The first lesson is sharp and cutting and there are tears, too, but he wipes them away and the moment passes. By the time the team is loading up onto the bus, the sting is but a memory, and he’s already talking quietly with Mibuchi over possible training regimens moving forward. So this is it, he thinks – it’s uncomfortable, but not earth-shattering – so he settles into a seat, still maintaing conversation with his teammate beside him. The gray head of hair in front of him slumps further down into its own seat, and at the time, Akashi doesn’t understand why he feels a sudden need to reach out and run his hand through it.
The shattering comes second, and long after he’s forgotten the first. He finds Mayuzumi on the rooftop, predictably, and they exchange pleasantries and parting words, but for the first time the space between them seems somehow smaller and warmer than what Akashi had been accustomed to. It’s over in minutes, and he’s already back in the stairwell with his hand on the doorknob, the light behind him diminishing bit by bit as he slides the door shut, when it hits.
There’s a tearing inside of him, and something spills through the gap; he doesn’t know grief in this way, so he has no name for it, but he understands the meaning behind it.
You don’t get to play with him again (not that you deserve it).
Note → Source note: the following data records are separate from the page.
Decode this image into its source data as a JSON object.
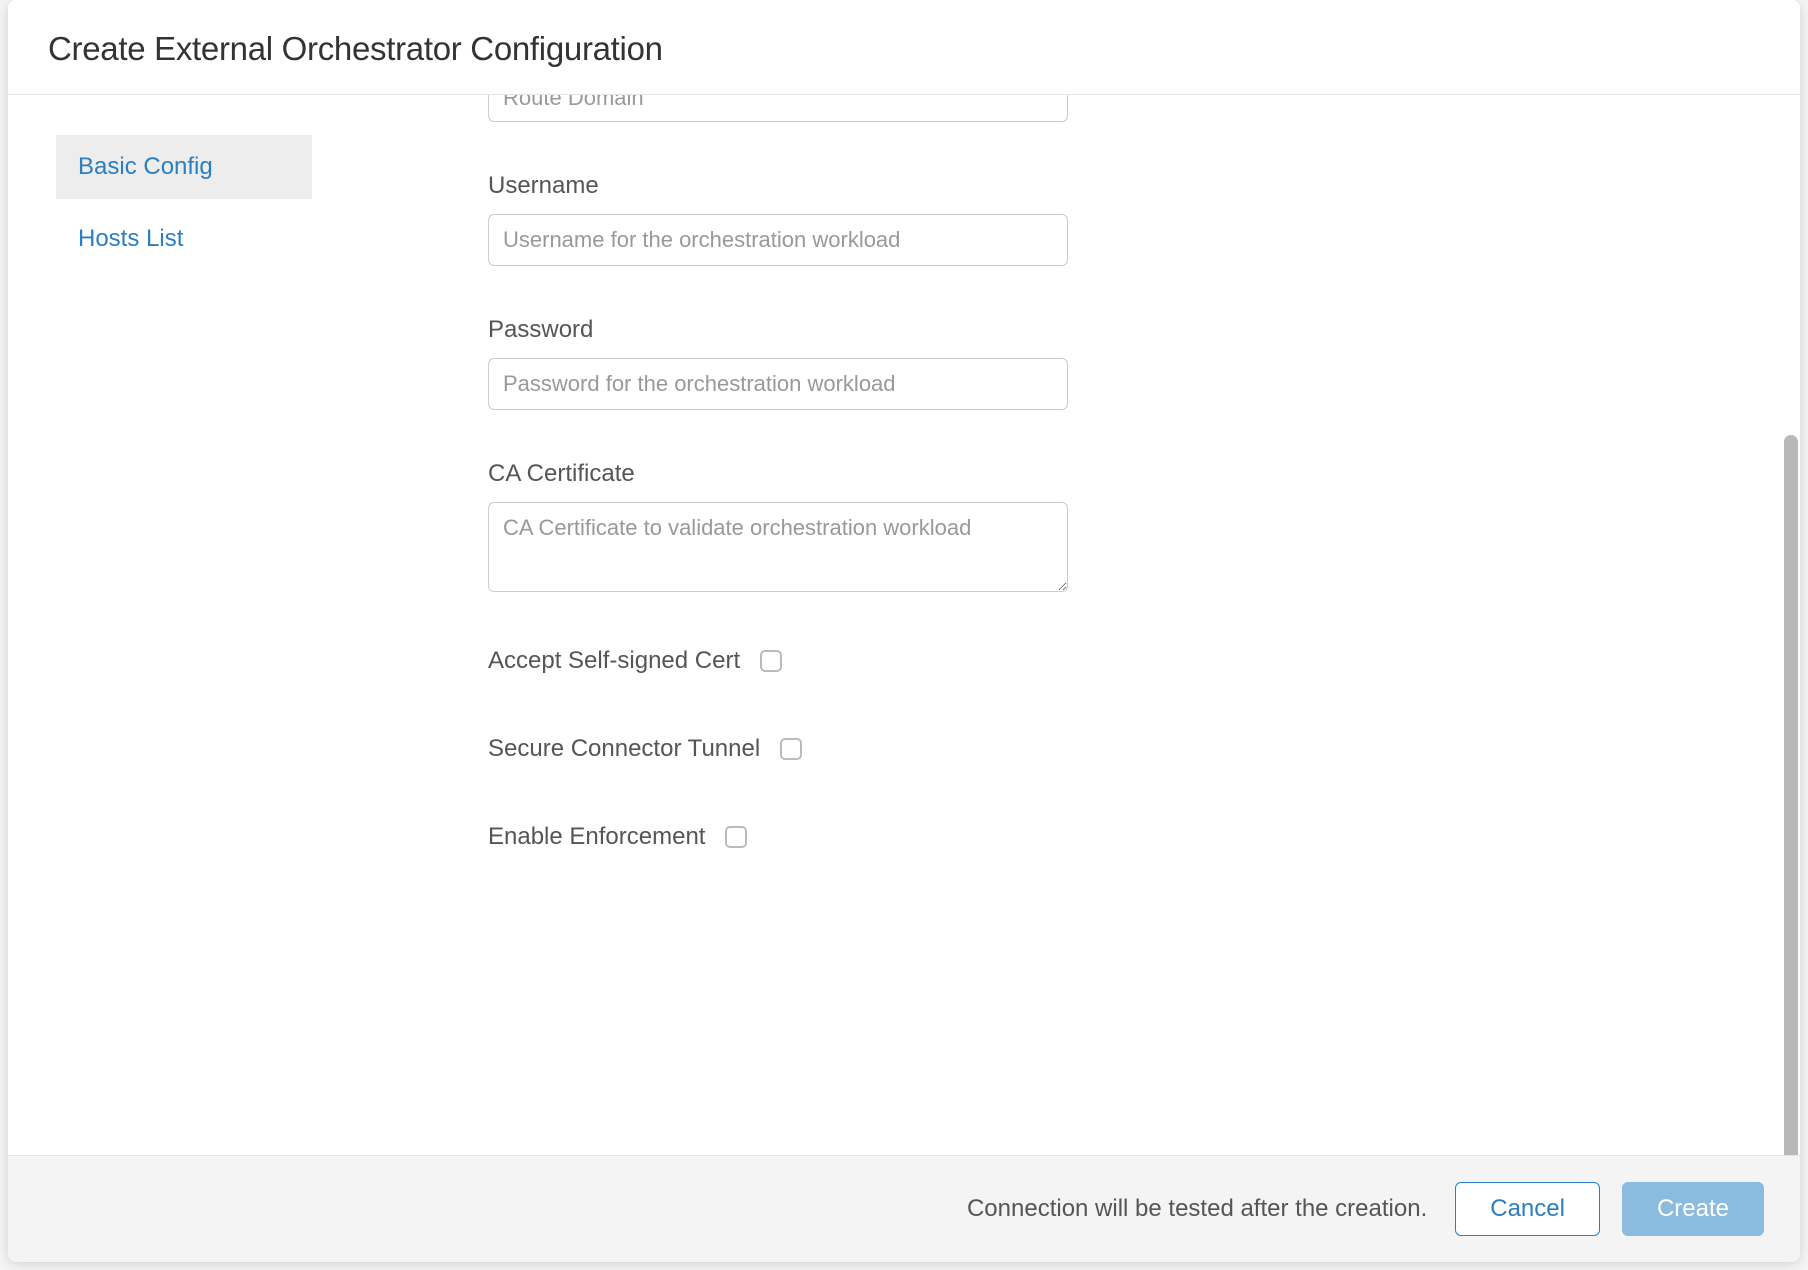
{
  "header": {
    "title": "Create External Orchestrator Configuration"
  },
  "sidebar": {
    "items": [
      {
        "label": "Basic Config",
        "active": true
      },
      {
        "label": "Hosts List",
        "active": false
      }
    ]
  },
  "form": {
    "route_domain": {
      "placeholder": "Route Domain",
      "value": ""
    },
    "username": {
      "label": "Username",
      "placeholder": "Username for the orchestration workload",
      "value": ""
    },
    "password": {
      "label": "Password",
      "placeholder": "Password for the orchestration workload",
      "value": ""
    },
    "ca_certificate": {
      "label": "CA Certificate",
      "placeholder": "CA Certificate to validate orchestration workload",
      "value": ""
    },
    "accept_self_signed": {
      "label": "Accept Self-signed Cert",
      "checked": false
    },
    "secure_connector_tunnel": {
      "label": "Secure Connector Tunnel",
      "checked": false
    },
    "enable_enforcement": {
      "label": "Enable Enforcement",
      "checked": false
    }
  },
  "footer": {
    "note": "Connection will be tested after the creation.",
    "cancel": "Cancel",
    "create": "Create"
  }
}
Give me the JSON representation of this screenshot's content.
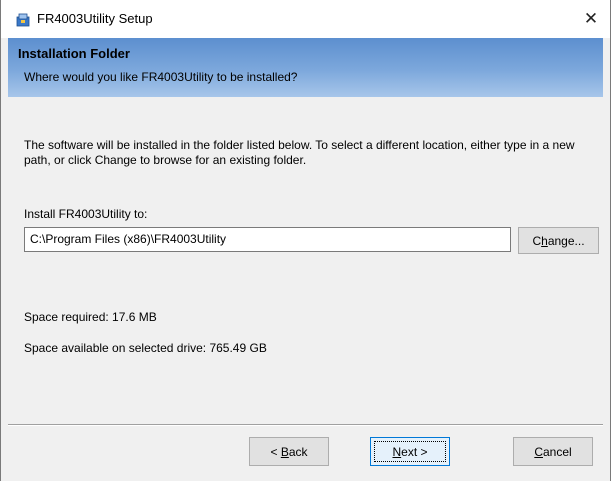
{
  "window": {
    "title": "FR4003Utility Setup",
    "close_glyph": "✕"
  },
  "banner": {
    "title": "Installation Folder",
    "subtitle": "Where would you like FR4003Utility to be installed?"
  },
  "content": {
    "description": "The software will be installed in the folder listed below. To select a different location, either type in a new path, or click Change to browse for an existing folder.",
    "install_label": "Install FR4003Utility to:",
    "install_path": "C:\\Program Files (x86)\\FR4003Utility",
    "change_prefix": "C",
    "change_accel": "h",
    "change_suffix": "ange...",
    "space_required": "Space required: 17.6 MB",
    "space_available": "Space available on selected drive: 765.49 GB"
  },
  "footer": {
    "back_prefix": "< ",
    "back_accel": "B",
    "back_suffix": "ack",
    "next_accel": "N",
    "next_suffix": "ext >",
    "cancel_accel": "C",
    "cancel_suffix": "ancel"
  },
  "colors": {
    "banner_top": "#5c8fcf",
    "banner_bottom": "#a7c6ea",
    "default_button_border": "#0078d7"
  },
  "icons": {
    "app": "installer-package-icon",
    "close": "close-icon"
  }
}
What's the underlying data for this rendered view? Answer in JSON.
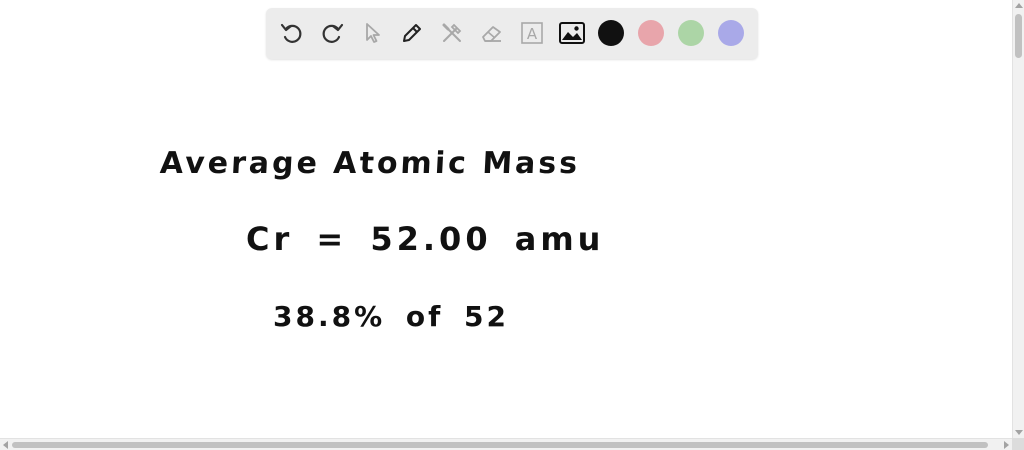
{
  "toolbar": {
    "tools": [
      {
        "name": "undo-icon"
      },
      {
        "name": "redo-icon"
      },
      {
        "name": "select-pointer-icon"
      },
      {
        "name": "pen-icon"
      },
      {
        "name": "tools-icon"
      },
      {
        "name": "eraser-icon"
      },
      {
        "name": "text-box-icon",
        "glyph": "A"
      },
      {
        "name": "image-icon"
      }
    ],
    "colors": [
      "#111111",
      "#e8a5ab",
      "#acd5a6",
      "#a9a9e8"
    ]
  },
  "canvas": {
    "handwriting": {
      "title": "Average Atomic Mass",
      "line1": "Cr = 52.00 amu",
      "line2": "38.8% of 52"
    }
  }
}
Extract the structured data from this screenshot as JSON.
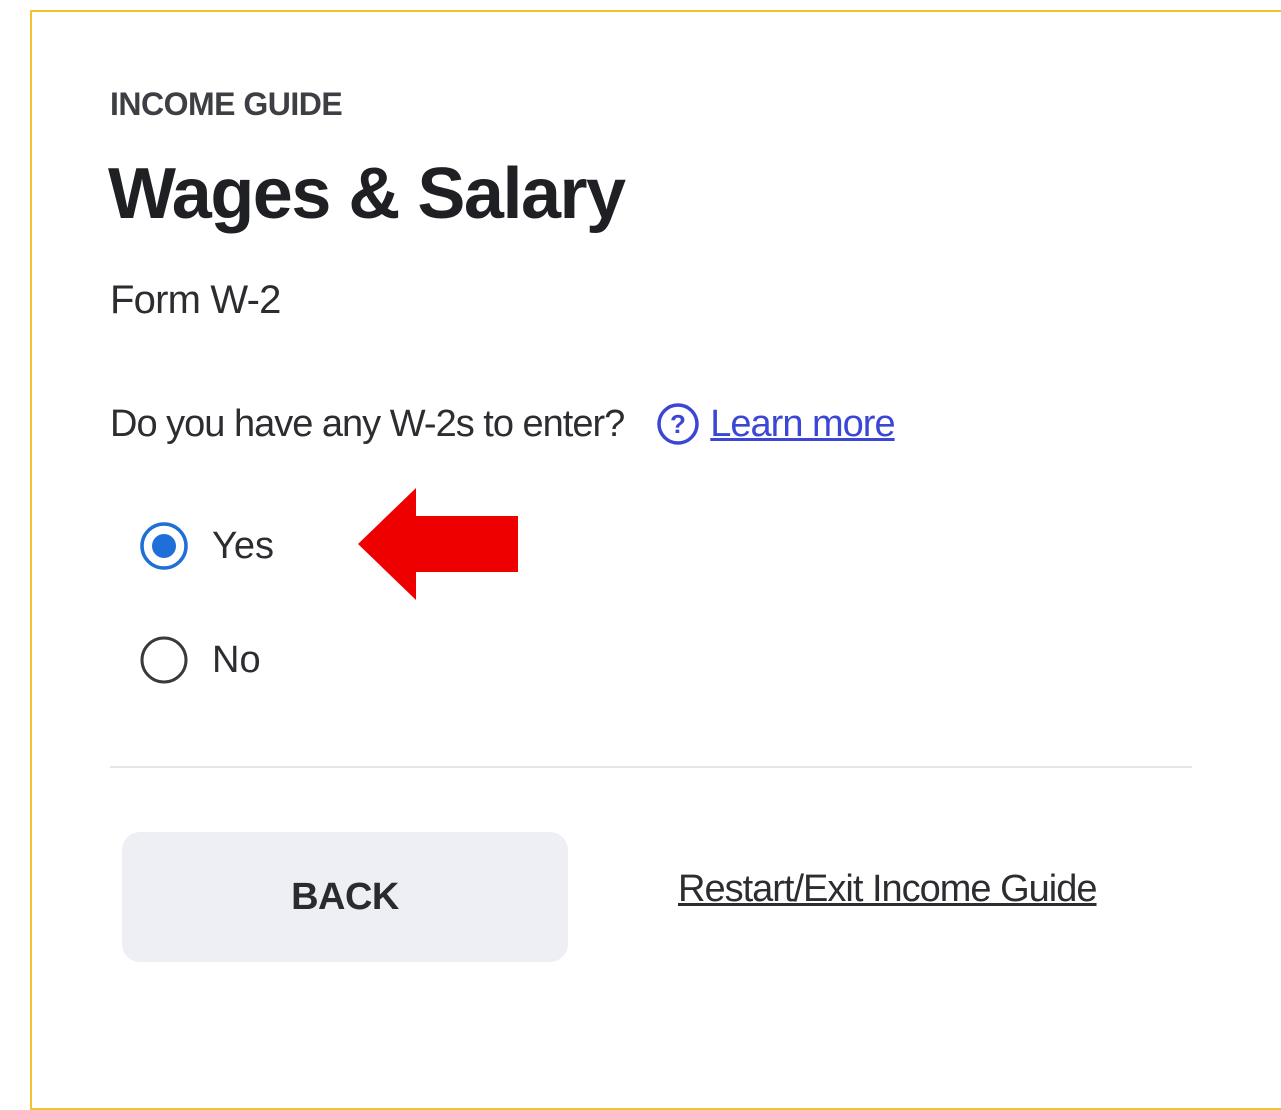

You’re finished (or rather, he is, with you, but what’s the difference).
He cries alone in the stairwell, the tears like fire along his face, and if he has any thought of rushing back outside and pulling Mayuzumi as close to him as physically possible, he makes no move to do so.
The third isn’t so much a lesson as a state of being, Akashi realizes as the months pass. Everything of value looks different through the eyes of one who has lost, much more wispy and fragile, like apparitions that might vanish at a moment’s breeze. He wonders if this is how the others – the losers, as he liked to think of them – always saw the world, right from the start.